During Manchester Policy Week 2013, Professor Jill Rubery joined IPPR North and members of the public to discuss the increasing use of zero hours contracts. In this article she explores some of the issues that arose from that event, and argues the key policy issue is how to get employers to accept more responsibility for the real costs of labour.
We take the notion of a job for granted. It is what the unemployed are told to go out and find – even if instead of ‘getting on a bike’ they are now expected to spend 35 hours a week searching for jobs online at Job Centres.
Quitting a job also carries penalties. If you’re unhappy at work you’d better get a new job before quitting or be willing to wait several weeks for benefits. But what does it mean to quit a zero hours job and how do zero hours jobs fit into this notion of a job as an alternative to benefits?
Back in the 1990s it became clear that there was a structural problem with the labour market in that most jobs available to be filled by the unemployed were part-time jobs paid at low wages. These were hardly attractive to the unemployed – in short it did not pay to work.
Along came Gordon Brown’s working tax credits to fix the problem, by topping up wages to match and exceed what individuals or families could get on benefits. Yet for jobs to qualify they had to guarantee at least sixteen hours of work a week.
Now we have a new problem that many of the jobs available in service industries – the most likely to grow and absorb the unemployed – are being constructed on a zero hour basis and hardly offer a viable alternative to benefits; they might provide work one week but not the next week.
Currently the unemployed are not obliged to take a zero hours jobs – or at least that is what Lord Freud said though Duncan Smith was less clear in his answer – but many of the unemployed may be tempted to risk it anyway as anything may be better than spending 35 hours in the Job Centre (at least that is what the government is hoping the reaction will be).
The problem is that the newly employed person faces severe financial risks. What might happen if they are not offered enough shifts on a zero hours contract to survive?
In principle they can sign on if temporarily laid off but the hassle of so-doing perhaps every other week makes this hardly feasible. Also signing on implies willingness to be available for and to look for all other forms of work, which is likely to make them unavailable for work if a shift is actually offered by their zero hours employer.
Universal Credit will – if it ever is implemented- make things potentially simpler for the unemployed person but the implications for the tax payer are unclear.
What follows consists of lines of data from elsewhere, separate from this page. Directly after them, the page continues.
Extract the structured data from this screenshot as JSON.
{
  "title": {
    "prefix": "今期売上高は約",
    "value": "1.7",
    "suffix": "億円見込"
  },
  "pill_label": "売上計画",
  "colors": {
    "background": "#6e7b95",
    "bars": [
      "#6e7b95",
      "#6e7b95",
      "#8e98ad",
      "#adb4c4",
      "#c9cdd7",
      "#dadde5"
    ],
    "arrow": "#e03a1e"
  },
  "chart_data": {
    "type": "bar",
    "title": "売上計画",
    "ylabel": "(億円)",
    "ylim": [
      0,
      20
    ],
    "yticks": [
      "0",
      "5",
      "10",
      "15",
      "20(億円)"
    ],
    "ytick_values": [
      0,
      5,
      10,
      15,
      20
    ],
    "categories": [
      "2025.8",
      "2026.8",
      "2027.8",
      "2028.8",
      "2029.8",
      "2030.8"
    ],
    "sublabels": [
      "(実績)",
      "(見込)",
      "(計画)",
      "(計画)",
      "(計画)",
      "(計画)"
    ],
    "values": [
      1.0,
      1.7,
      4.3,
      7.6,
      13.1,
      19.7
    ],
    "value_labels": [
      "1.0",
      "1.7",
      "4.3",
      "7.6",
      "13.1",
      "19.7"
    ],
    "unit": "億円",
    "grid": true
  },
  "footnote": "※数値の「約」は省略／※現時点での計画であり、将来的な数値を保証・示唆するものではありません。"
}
Gone will be the 16 hours threshold before a job counts for tax credits.
However, this kind of flexible credit may well encourage even more firms to put all the burden of flexible demands onto the tax payer. We may see employers varying hours of paid work for their employees as they know that the gap between what they are paying and what the person and/or their family need to live on will be made up through the tax credits.
But welfare recipients working less than full-time will also have to spend their available time looking for extra work, which again might make them unavailable for the variable shifts associated with zero hours. So either the state will be bailing out the employers of those on zero hours contracts by topping up wages, or the universal credit conditions will make it impossible for those eligible for the credit to take on such jobs.
The key policy issue is how to get employers to accept some more responsibility for the real costs of labour. The first thing to do is to stop subsidising employers who provide short hours or low paid jobs by allowing them not to pay national insurance contributions on the first £109 of wages.
Employers’ national insurance contributions could be converted into a flat levy on their total pay bill. This would give us not only have a more level playing field among employers but we could also use the levy to incentivise employers to be more responsible by imposing penalties for zero hours or tax reductions for guaranteed hours. In short we need to find new ways to make employers pay for the costs of their flexible demands.
Another possibility is adding a supplement to the national minimum wage as applies in Australia or introducing a minimum work period. Another innovation could be a rolling contract to limit wild fluctuations in earnings; for example employers could be required to guarantee hours for a current three month period equal to at least 80 per cent of the hours worked in the previous three months to provide employees with some security. This would still allow some flexibility to deal with peaks and troughs.
Average hours should already be monitored to comply with restrictions on long hours under the working time directive. Here the focus would be on restricting the offer of too few hours. Alongside new measures, enforcement of existing rights could be improved; for example payment of holidays and the right for benefit recipients not to have to take a zero hours job.
If we seriously want to move people off benefits to reduce risks of long term poverty then it is vital that new jobs are not constructed in ways that either exclude the unemployed or put all the costs onto the state.
We need new levers to change the behaviour of employers – but actions to restrict the freedoms of employers have become the new taboo. Moreover, if work is increasingly organised on a spot contract basis, the more we will be told that a welfare state is not affordable.
Actions to end the spread of zero hours contracts are thus essential if the notion of a job is to retain its meaning and if we are to continue to provide some security to those without a job.